Not even grinding WoW in the most tedious of zones is this depressing.  At least in MMOs it is easy enough to grind on one’s own — what Frontierville has innovated is forced group grinding. No raiding, PUGs or boss fights… its just endless group grinding.  Its grinding as an collaborative end and not a means to anything that I can see.

I understand the cynicism and manipulation built into this design now — how can one not help feel the frustration of not having the horseshoes to finish these flippin’ quests?  Those with lower willpower and the habit of online shopping can pay a few bucks to put themselves out of misery and basically buy themselves out.  Its weird — only if you accept the frustration are you actually “playing” Frontierville IMO but of course the business model is one where one is manipulated into paying and not playing at all.  Its not even like buying a high level char in WoW — since the Char is arguably a means to end in that instance (someone wants to play the high level game and doesn’t want grind to get there).

I dunno — I have found walk-throughs and guides for leveling in Frontierville so at least something makes sense in terms of game culture  but honestly I don’t see this as player-centric design… and Ravenwood Fair – Please don’t get me started.

Yeah yeah – I haven’t stuck it out long enough yet.  I will admit that I am strangely enjoying trying to find ways to play the grind.  I have learned to rotate my crops depending on my own schedule at the computer (lord forgive me if they make frontierville for the ipad)… if I am writing boring stuff then I plant pumpkins (ready in one hour) or maybe even clover if its administrivia (5 mins turnaround).
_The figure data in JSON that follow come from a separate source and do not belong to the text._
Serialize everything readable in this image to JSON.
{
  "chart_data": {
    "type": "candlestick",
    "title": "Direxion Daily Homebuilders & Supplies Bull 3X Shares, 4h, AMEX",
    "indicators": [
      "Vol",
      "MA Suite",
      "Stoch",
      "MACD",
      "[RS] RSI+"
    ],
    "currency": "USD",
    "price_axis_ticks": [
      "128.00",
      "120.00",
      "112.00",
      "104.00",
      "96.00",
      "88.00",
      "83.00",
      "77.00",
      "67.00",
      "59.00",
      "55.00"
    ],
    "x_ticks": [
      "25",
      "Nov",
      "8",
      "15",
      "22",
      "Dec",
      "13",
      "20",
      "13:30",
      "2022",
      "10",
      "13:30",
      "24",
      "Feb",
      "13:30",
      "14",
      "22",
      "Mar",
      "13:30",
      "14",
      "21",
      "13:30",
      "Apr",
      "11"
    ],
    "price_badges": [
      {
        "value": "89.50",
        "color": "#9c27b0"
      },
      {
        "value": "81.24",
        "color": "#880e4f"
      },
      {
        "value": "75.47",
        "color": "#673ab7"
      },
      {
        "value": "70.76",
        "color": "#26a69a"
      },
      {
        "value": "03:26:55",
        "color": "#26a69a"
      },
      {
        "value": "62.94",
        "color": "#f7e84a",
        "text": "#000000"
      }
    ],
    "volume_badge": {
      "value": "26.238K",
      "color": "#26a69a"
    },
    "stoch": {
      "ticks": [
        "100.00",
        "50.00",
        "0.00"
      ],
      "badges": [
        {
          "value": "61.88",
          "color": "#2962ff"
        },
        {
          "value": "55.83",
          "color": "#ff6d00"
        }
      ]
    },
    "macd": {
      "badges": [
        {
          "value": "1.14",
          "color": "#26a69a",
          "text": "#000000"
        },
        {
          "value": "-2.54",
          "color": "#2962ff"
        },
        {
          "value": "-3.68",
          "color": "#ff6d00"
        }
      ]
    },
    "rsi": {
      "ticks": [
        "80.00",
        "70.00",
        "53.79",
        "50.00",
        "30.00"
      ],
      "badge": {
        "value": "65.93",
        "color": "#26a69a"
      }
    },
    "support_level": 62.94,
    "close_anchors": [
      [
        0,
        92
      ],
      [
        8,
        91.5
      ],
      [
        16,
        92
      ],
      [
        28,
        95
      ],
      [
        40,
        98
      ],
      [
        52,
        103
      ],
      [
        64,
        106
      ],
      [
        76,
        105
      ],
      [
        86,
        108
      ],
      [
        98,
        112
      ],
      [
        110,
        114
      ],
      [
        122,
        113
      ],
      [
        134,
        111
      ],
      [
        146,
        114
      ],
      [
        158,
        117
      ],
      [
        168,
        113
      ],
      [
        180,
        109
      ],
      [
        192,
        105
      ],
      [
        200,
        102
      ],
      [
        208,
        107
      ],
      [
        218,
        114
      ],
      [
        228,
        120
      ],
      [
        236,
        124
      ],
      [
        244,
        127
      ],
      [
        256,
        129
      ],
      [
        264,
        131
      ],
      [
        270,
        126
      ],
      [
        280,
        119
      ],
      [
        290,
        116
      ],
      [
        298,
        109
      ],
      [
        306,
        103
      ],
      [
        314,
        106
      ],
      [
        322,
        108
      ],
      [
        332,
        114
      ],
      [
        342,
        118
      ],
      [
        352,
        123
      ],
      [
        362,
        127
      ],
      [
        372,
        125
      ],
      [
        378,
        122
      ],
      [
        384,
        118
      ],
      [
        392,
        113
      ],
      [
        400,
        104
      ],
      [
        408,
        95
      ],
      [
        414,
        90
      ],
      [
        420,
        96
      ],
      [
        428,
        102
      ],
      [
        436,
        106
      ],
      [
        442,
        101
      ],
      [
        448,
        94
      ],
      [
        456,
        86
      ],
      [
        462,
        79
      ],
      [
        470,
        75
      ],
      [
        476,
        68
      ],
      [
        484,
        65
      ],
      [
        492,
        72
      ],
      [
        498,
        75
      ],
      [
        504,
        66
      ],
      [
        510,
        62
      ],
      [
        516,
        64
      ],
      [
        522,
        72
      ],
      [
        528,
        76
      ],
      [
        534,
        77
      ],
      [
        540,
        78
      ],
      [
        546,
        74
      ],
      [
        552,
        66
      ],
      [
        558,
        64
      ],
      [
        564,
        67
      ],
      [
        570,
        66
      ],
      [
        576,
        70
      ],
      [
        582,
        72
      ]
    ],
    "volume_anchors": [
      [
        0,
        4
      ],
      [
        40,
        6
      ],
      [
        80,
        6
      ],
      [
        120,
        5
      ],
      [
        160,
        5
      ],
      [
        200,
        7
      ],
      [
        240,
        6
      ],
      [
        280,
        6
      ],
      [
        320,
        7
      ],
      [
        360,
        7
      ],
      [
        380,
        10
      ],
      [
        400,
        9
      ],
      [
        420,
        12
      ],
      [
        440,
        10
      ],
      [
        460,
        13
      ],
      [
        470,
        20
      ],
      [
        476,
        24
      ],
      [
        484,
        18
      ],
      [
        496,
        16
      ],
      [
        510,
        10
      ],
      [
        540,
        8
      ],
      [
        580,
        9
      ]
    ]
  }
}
Actually its too bad, Tomatoes are ready in 15 mins which is not quite enough time to mark a student paper though maybe that could be a new goal of mine… to mark a paper in the time it takes a tomato to ripen in frontierville!  There’s gamification for ya.
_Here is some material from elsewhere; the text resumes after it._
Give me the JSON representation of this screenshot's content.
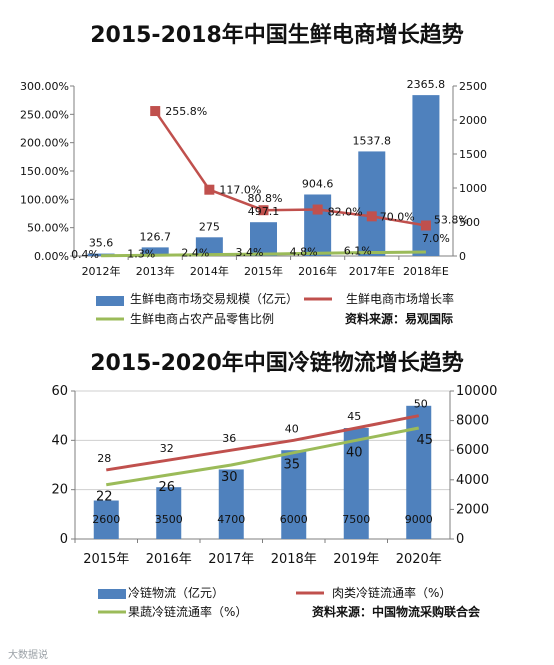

Ah but seriously – I have sussed crop rotation, I use my collections wisely, time when I level up for max time/exp efficiency, and I am now even using my sheep and cows to keep the grass and weeds down so I can spend more time chopping trees.  I stopped wasting energy on clobbering bears in the forest and I am enjoying deploying my little house on the prairie (I wouldn’t mind some kids but the quest chain seems tedious to me 🙂

Even more, I am enjoying looking at the facebook pages of my frontierville friends while I scour for quest junk on their walls. I sort of feel like a have some new dimension of relationship with Mia and TL and now with a few others I haven’t even met.   I am actually dying to get into a Frontierville guild though – with 10 people responding right away to requests I think I could pack away those quests. I have been frantically adding friends of friends to my facebook list in the hopes that they might be more serious players who can give me stuff. A good strategy is to check people’s walls for frontierville posts and then friend those folks (after you kill steal them of course 🙂

The one thing I will not do is try to friend completely new people just because I need more Frontierville neighbours — I tried friend finder and I actually stopped short… it doesn’t seem right or appropriate somehow and I’d like to know why.

So where does this leave me… I’ll keep playing. I am intrigued by both the representation of routine and boredom in Frontierville as well as its experience as a game mechanic and the way it dovetails with everyday life.  More than any other game I have played (except for some ipad games) I find myself playing in Frontierville in the found or manufactured interstices of my day.  I check in the morning and before bed and on and off through my day (if I am at home) — its a nice break from just looking at email and my rss feeds.  Reading stuff on everyday resistance while designing one of these faecbook games would seem like an idea whose time has come fer sure.

I am still not sure about the place of this stuff in game studies though… the approach to play lying behind this is much too cynical in my view and even though players appropriate the game as they like this is the first time in a while i’ve felt the need to go brush up on my Marxist media studies.

The niggling feeling is still not gone but I sure hope I get my thanksgiving quest done before the timer runs out or I will be well and truly pissed off.